Ok, I found a rational number variant, based on the usual equations.
First lets get invert fib first, just find the inverse of f(x)=1/(1+x):

fib_inv(Y,X) :- X is 1 rdiv Y-1.

Some sanity check whether its really an invert:

?- call(fib_inv^3, 2r3, X).
X = 0.
?- call(fib_inv^123, 22698374052006863956975682r36726740705505779255899443, X).
X = 0.

Now how about this:

fib_mul(X,Y,Z) :-
        J is X*Y,
        Z is (X+Y-J) rdiv (1+J).

Again some sanity check:

?- call(fib^3, 0, X).
X = 2r3.
?- call(fib^7, 0, X).
X = 13r21.
?- fib_mul(2r3, 13r21, X).
X = 55r89.
?- call(fib^10, 0, X).
X = 55r89. 

Now you got everything to plug into your power framework which should allow you to compute in O(log n) time instead of O(n) time.

No, it isn’t mine, really.

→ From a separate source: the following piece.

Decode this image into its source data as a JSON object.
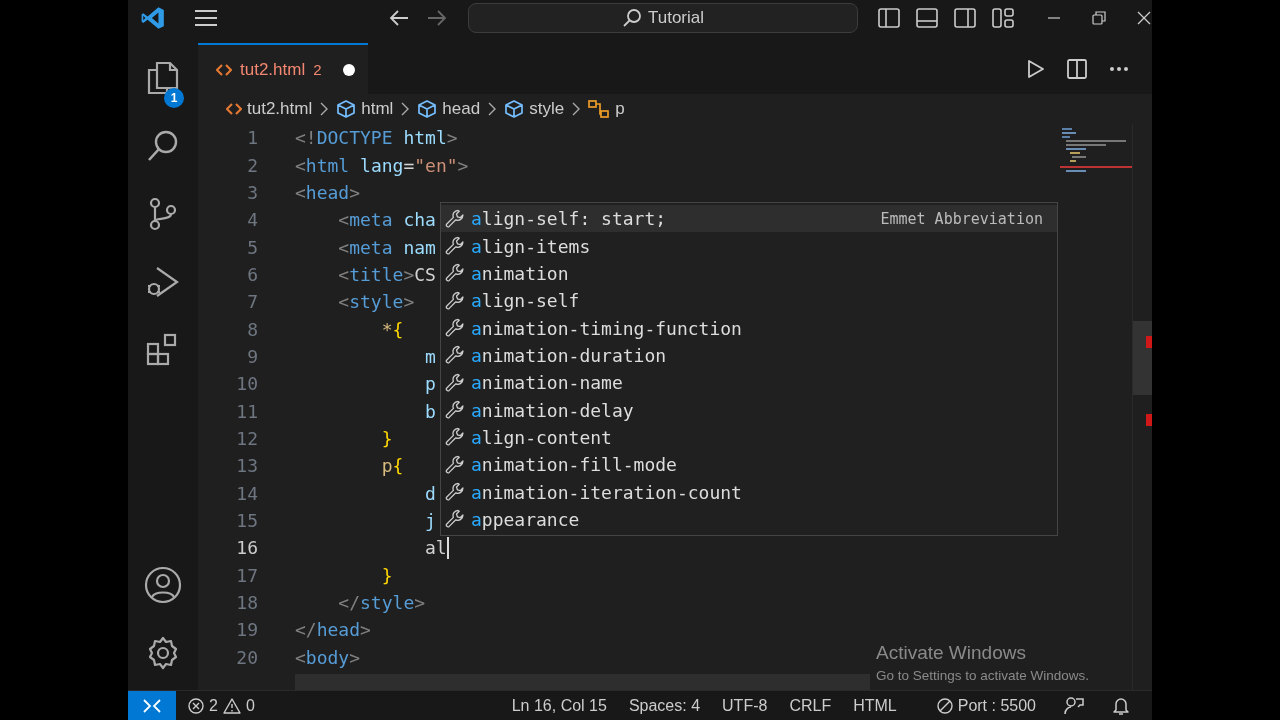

I literally typed it in and was impressed. Then I forgot about it because I never had use for it. Then, a few years later, I found one use for it, so I thought I might as well share the code in case someone else might want to play with it.

So please go ahead!

I am using a trick now, if I assume that step and mul have the
same name and only differ in arity, I could do this here:

^(_, 0, X, Y) :- !, Y = X.
^(F, M, X, Y) :- M rem 2 =:= 0, !, N is M//2, ^(F, N, X, H), call(F, H, H, Y).
^(F, M, X, Y) :- N is M-1, ^(F, N, X, H), call(F, H, Y).

And then with:

fib(X,Y) :- Y is 1 rdiv (1+X).
fib(X,Y,Z) :- J is X*Y, Z is (X+Y-J) rdiv (1+J).

I get again:

?- call(fib^3, 0, X).
X = 2r3.
?- call(fib^123, 0, X).
X = 22698374052006863956975682r36726740705505779255899443.

But this rather rare that this arity juggling is possible.
Already incorporating fib_inv doesn’t work anymore.

Another solution would be to use Logtalk objects.